“Este Governo que diz que gostava de investir mais na saúde é o mesmo Governo que manteve as Parcerias Público-Privadas nessa área.” Quem o disse foi Pedro Filipe Soares, líder parlamentar do Bloco de Esquerda. Numa conferência de imprensa que decorreu na tarde desta quarta-feira no Parlamento, e que serviu para apresentar o balanço que o partido faz do ano parlamentar, o deputado bloquista mostrou-se “confiante” para as negociações com o Governo mas não deixou de criticar o PS. “Não podemos ter um OE que defraude as expectativas criadas”, soltou em jeito de aviso a António Costa.

O tópico de conversa era o balanço da sessão legislativa mas sobretudo do próximo Orçamento do Estado. Antes de ir de férias, o Grupo Parlamentar do Bloco de Esquerda quis deixar bem claras quais são as linhas vermelhas com que parte para as negociações, que vão conhecer o auge no último trimestre do ano. E aproveitou para dar uma prova de firmeza, mostrando que o BE não vai ser um osso fácil de roer. “É na disputa de opiniões que temos encontrado soluções”, lembrou o deputado.

Sobre as medidas que o BE quer ver plasmadas no Orçamento, o líder do Grupo Paralmentar bloquista voltou a insistir na questão das longas carreiras contributivas como sendo uma das prioridades do partido nas negociações para o próximo Orçamento do Estado. “Percebemos a necessidade que existe nesta matéria”, afirmou. “É uma questão de dignidade e de justiça”. Mas não será a única.

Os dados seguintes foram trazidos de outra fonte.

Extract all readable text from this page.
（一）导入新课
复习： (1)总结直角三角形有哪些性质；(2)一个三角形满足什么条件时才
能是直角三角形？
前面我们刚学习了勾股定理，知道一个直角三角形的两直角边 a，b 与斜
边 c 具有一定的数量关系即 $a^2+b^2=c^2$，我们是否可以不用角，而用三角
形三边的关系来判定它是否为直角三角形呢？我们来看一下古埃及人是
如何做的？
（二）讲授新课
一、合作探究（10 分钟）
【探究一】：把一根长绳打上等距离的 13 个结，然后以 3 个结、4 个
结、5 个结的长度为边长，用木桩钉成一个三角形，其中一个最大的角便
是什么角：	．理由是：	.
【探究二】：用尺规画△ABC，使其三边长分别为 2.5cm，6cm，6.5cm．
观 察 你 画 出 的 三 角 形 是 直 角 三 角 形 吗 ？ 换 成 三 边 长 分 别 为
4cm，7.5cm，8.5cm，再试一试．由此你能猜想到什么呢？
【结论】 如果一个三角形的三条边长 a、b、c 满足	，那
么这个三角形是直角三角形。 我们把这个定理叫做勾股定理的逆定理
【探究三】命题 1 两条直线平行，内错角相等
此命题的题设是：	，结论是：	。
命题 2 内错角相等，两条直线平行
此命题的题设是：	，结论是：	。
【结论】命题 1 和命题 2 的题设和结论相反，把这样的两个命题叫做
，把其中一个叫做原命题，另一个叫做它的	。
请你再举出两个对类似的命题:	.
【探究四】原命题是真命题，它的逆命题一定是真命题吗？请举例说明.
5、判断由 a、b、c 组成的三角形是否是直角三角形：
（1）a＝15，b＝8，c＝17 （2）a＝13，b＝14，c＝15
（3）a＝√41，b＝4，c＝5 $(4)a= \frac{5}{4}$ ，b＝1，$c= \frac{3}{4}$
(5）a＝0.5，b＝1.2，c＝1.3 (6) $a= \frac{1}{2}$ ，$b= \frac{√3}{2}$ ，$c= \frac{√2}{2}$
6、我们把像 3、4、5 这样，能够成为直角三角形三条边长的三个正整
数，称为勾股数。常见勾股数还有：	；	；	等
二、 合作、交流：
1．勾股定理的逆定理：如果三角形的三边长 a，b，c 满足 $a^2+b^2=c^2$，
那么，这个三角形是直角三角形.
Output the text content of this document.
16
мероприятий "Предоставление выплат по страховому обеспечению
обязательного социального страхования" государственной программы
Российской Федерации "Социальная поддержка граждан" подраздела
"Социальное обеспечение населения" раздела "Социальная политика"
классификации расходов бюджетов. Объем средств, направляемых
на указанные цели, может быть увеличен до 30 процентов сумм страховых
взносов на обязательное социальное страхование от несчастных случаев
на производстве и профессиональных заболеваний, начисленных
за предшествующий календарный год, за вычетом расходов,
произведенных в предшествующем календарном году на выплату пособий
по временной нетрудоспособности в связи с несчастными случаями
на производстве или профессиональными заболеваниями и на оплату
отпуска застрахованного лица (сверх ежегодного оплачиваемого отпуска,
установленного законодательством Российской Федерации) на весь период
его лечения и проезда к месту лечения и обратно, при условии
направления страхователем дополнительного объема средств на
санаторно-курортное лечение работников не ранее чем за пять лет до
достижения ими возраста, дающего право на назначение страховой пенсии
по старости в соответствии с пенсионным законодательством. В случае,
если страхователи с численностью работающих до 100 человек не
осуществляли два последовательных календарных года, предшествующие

Já na passada segunda-feira, Catarina Martins, tinha afirmado que as longas carreiras contributivas, a par do IVA da eletricidade – que o deputado também voltou a referir como uma iniciativa com origem no Bloco de Esquerda -, era uma questão pela qual o partido se iria bater. “Foi feita uma promessa de recuperar estas pensões, de respeitar estas longas carreiras contributivas, o que ainda não aconteceu, e nós temos muita esperança de que no próximo OE se deem passos para respeitar quem trabalhou toda uma vida”, disse então a líder dos bloquistas.

Questionado sobre a possível repetição da geringonça numa próxima legislatura, chutou para canto por ser “demasiado cedo” para conjeturar cenários pós-eleitorais. Olhando para o futuro, Pedro Filipe Soares levantou o véu sobre as áreas sobre pelas quais o Bloco de Esquerda se vai bater: a saúde e a educação. Adiantando que já foram encetadas as conversações com o Governo sobre o Orçamento do Estado para o próximo ano. “Não escondemos as diferenças com o PS nem as criamos artificialmente”, sublinhou.

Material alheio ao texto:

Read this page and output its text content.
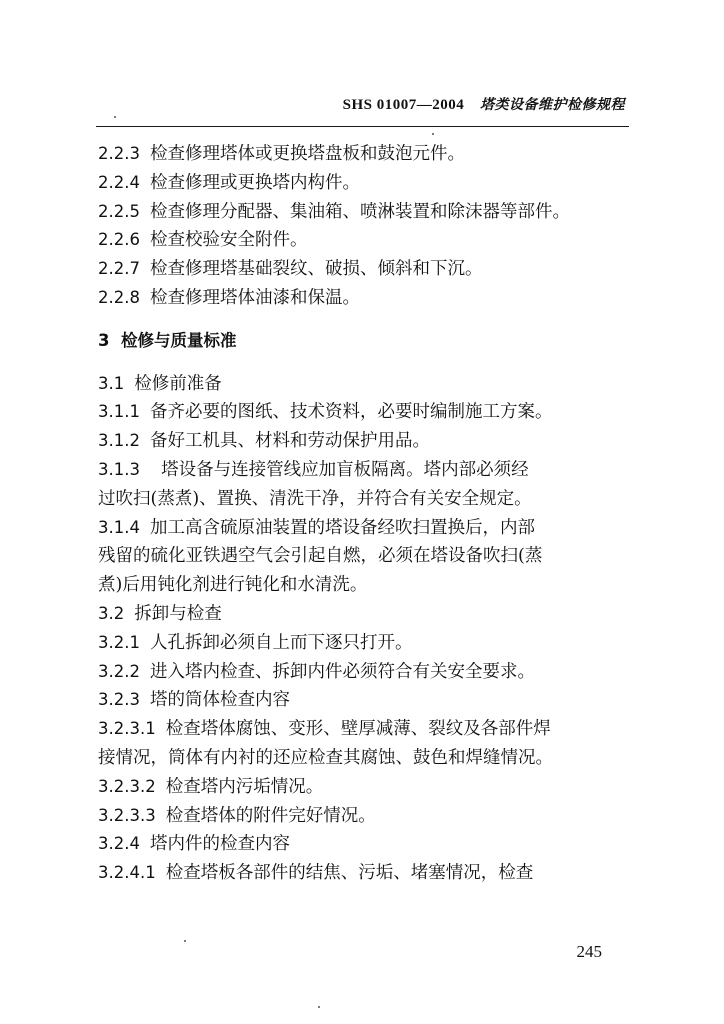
SHS 01007—2004 塔类设备维护检修规程
2.2.3 检查修理塔体或更换塔盘板和鼓泡元件。
2.2.4 检查修理或更换塔内构件。
2.2.5 检查修理分配器、集油箱、喷淋装置和除沫器等部件。
2.2.6 检查校验安全附件。
2.2.7 检查修理塔基础裂纹、破损、倾斜和下沉。
2.2.8 检查修理塔体油漆和保温。
3 检修与质量标准
3.1 检修前准备
3.1.1 备齐必要的图纸、技术资料，必要时编制施工方案。
3.1.2 备好工机具、材料和劳动保护用品。
3.1.3 塔设备与连接管线应加盲板隔离。塔内部必须经
过吹扫(蒸煮)、置换、清洗干净，并符合有关安全规定。
3.1.4 加工高含硫原油装置的塔设备经吹扫置换后，内部
残留的硫化亚铁遇空气会引起自燃，必须在塔设备吹扫(蒸
煮)后用钝化剂进行钝化和水清洗。
3.2 拆卸与检查
3.2.1 人孔拆卸必须自上而下逐只打开。
3.2.2 进入塔内检查、拆卸内件必须符合有关安全要求。
3.2.3 塔的筒体检查内容
3.2.3.1 检查塔体腐蚀、变形、壁厚减薄、裂纹及各部件焊
接情况，筒体有内衬的还应检查其腐蚀、鼓色和焊缝情况。
3.2.3.2 检查塔内污垢情况。
3.2.3.3 检查塔体的附件完好情况。
3.2.4 塔内件的检查内容
3.2.4.1 检查塔板各部件的结焦、污垢、堵塞情况，检查
245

Numa retrospetiva daquilo que tem sido a legislatura e, em particular, este último ano parlamentar, “o Bloco de Esquerda continua a fazer a diferença”, congratulou-se Pedro Filipe Soares, relembrando que o partido foi “dos que mais iniciativas legislativas apresentou e o que mais iniciativas conseguiu ver aprovadas.” Mas “nem só de iniciativas legislativas se fez este mandato”. O deputado reclamou ainda créditos por algumas das medidas que se aprovaram no Orçamento do Estado de 2018, como “a vinculação de 3.500 professores” ou “o desdobramento de dois escalões de IRS.”

O Bloco de Esquerda faz assim um balanço positivo daquilo que foi o ano parlamentar, apesar de deixar avisos ao PS. Na ótica do partido, o facto de ter havido entendimentos entre PS e PSD na parte final desta sessão legislativa não condiciona a atuação do partido. Algo que, garante Pedro Filipe Soares, não vai interferir nas negociações sobre o Orçamento do Estado para 2019. “Nos outros orçamentos também houve dificuldades que foram ultrapassadas”, tudo porque, no fundo, a discussão faz-se em torno de “escolhas políticas”, que “são naturalmente divergentes”.

Foram ainda disponibilizados alguns números: O BE apresentou 73 Projetos de Lei, 142 Projetos de Resolução e cinco Apreciações Parlamentares. O ano parlamentar termina esta semana e deixa algumas pontas soltas para o regresso dos trabalhos parlamentares a São Bento em setembro. Resta saber quem e como se vão atar.